Revisionist Zionism

Revisionist Zionism is a nationalist faction within the Zionist movement. It is the founding ideology of the non-religious right in Israel, and was the chief ideological competitor to the dominant socialist Labor Zionism. Revisionism is the precursor of the Likud Party.

The ideology was developed originally by Ze'ev Jabotinsky who advocated a "revision" of the "practical Zionism" of David Ben-Gurion and Chaim Weizmann, which was focused on independent settlement of Eretz Yisrael. In 1935, after the Zionist Executive rejected his political program and refused to state that "the aim of Zionism was the establishment of a Jewish state," Jabotinsky resigned from the Zionist Organization. He founded the New Zionist Organization (NZO) to conduct independent political activity for free immigration and the establishment of a Jewish State.
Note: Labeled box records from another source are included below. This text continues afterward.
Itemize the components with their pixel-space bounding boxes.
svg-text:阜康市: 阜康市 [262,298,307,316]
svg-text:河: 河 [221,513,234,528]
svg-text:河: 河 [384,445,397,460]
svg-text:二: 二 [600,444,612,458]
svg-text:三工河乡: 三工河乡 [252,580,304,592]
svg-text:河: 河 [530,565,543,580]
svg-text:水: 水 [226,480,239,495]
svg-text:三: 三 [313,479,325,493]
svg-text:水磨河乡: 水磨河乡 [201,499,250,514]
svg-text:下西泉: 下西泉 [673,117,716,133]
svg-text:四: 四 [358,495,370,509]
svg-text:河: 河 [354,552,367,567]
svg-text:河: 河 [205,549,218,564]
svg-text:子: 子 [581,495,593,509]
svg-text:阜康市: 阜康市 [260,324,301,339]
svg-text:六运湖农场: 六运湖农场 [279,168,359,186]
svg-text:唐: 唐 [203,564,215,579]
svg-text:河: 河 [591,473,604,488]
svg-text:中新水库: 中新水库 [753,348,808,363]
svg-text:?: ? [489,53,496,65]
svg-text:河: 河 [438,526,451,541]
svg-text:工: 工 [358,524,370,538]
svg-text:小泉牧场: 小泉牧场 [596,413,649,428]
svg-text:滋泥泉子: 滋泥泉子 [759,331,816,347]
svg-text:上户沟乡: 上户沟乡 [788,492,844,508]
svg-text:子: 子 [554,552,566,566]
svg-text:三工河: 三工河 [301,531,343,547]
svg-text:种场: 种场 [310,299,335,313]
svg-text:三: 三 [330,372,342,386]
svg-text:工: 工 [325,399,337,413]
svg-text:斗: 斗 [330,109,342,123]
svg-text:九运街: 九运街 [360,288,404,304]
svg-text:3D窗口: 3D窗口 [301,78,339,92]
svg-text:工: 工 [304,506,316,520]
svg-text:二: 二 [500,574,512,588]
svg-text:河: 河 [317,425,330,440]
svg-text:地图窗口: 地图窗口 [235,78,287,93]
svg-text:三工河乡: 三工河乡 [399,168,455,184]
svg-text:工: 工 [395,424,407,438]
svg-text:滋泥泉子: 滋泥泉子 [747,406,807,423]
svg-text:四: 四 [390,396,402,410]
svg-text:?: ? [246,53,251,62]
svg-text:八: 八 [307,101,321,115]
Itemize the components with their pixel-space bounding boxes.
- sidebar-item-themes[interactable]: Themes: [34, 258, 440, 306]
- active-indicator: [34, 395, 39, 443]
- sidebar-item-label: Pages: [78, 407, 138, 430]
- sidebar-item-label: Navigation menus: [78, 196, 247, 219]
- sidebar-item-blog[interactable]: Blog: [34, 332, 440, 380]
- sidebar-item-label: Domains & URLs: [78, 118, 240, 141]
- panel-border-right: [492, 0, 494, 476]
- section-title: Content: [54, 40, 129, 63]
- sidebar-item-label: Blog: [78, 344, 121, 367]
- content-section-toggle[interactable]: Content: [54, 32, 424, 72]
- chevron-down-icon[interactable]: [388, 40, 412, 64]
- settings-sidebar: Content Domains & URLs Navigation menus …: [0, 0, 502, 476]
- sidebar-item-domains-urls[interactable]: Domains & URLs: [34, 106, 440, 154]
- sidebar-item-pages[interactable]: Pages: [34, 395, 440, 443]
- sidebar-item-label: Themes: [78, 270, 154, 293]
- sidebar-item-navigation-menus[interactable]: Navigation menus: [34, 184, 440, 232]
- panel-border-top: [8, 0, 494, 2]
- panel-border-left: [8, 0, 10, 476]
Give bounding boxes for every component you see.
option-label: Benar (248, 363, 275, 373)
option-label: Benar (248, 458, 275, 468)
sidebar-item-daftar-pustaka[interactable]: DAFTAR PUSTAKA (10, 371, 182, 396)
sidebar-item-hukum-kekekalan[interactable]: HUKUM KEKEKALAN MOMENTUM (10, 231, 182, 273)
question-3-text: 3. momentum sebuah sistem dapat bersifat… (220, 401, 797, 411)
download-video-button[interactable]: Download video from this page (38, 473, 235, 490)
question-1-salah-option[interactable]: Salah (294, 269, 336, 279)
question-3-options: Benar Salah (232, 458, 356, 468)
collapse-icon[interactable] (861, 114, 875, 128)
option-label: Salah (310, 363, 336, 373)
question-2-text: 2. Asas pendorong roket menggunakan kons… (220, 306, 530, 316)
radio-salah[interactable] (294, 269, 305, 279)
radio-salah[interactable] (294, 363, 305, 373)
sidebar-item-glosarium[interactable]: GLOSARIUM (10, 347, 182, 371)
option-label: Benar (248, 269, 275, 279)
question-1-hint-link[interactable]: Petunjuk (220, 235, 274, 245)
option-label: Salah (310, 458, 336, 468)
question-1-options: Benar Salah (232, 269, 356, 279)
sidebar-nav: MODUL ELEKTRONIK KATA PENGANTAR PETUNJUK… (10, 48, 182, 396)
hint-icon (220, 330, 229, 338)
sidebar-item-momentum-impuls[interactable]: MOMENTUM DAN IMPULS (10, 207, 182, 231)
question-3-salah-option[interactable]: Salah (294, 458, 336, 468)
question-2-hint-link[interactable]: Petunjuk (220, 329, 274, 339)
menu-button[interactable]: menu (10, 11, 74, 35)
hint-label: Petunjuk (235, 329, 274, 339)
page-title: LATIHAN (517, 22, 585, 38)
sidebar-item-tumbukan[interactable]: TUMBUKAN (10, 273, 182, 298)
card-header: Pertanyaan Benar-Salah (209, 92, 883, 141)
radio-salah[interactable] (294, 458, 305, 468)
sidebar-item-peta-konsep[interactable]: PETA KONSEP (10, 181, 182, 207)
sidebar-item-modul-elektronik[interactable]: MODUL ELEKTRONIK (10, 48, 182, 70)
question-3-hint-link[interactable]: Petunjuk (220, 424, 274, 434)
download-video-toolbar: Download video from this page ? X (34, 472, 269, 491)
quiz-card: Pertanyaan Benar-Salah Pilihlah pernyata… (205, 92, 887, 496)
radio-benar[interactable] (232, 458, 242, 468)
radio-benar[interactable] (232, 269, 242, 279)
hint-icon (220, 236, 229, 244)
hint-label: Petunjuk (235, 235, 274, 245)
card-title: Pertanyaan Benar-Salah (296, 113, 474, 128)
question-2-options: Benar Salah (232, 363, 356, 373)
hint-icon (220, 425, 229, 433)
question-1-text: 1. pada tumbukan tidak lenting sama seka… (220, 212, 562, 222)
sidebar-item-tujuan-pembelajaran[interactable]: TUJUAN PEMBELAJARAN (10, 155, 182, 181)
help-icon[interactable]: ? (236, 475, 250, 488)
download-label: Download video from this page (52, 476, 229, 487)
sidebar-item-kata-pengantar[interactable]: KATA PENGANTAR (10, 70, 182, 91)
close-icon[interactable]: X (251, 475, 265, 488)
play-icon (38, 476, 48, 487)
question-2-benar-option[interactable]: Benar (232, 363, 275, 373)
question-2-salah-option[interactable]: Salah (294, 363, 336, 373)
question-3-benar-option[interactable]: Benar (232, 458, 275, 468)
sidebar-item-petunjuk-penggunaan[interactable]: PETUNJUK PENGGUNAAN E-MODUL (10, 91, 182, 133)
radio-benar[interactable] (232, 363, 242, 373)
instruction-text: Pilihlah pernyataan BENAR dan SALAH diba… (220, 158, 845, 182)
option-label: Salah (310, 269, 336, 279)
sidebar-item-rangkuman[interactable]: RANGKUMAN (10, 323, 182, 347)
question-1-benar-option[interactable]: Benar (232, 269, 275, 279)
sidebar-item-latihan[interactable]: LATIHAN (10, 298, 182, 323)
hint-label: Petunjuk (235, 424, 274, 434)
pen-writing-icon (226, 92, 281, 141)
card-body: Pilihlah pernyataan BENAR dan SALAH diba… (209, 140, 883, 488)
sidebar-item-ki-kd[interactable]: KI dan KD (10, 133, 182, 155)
Revisionist Zionism was instead centered on a vision of "political Zionism", which Jabotinsky regarded as following the legacy of Theodor Herzl, the founder of modern political Zionism.

In its early years, and under Jabotinsky's leadership, Revisionist Zionism was focused on gaining British aid for settlement. Later, Revisionist groups independent of Jabotinsky's leadership conducted campaigns of violence against the British authorities in Palestine to drive them out and establish a Jewish state.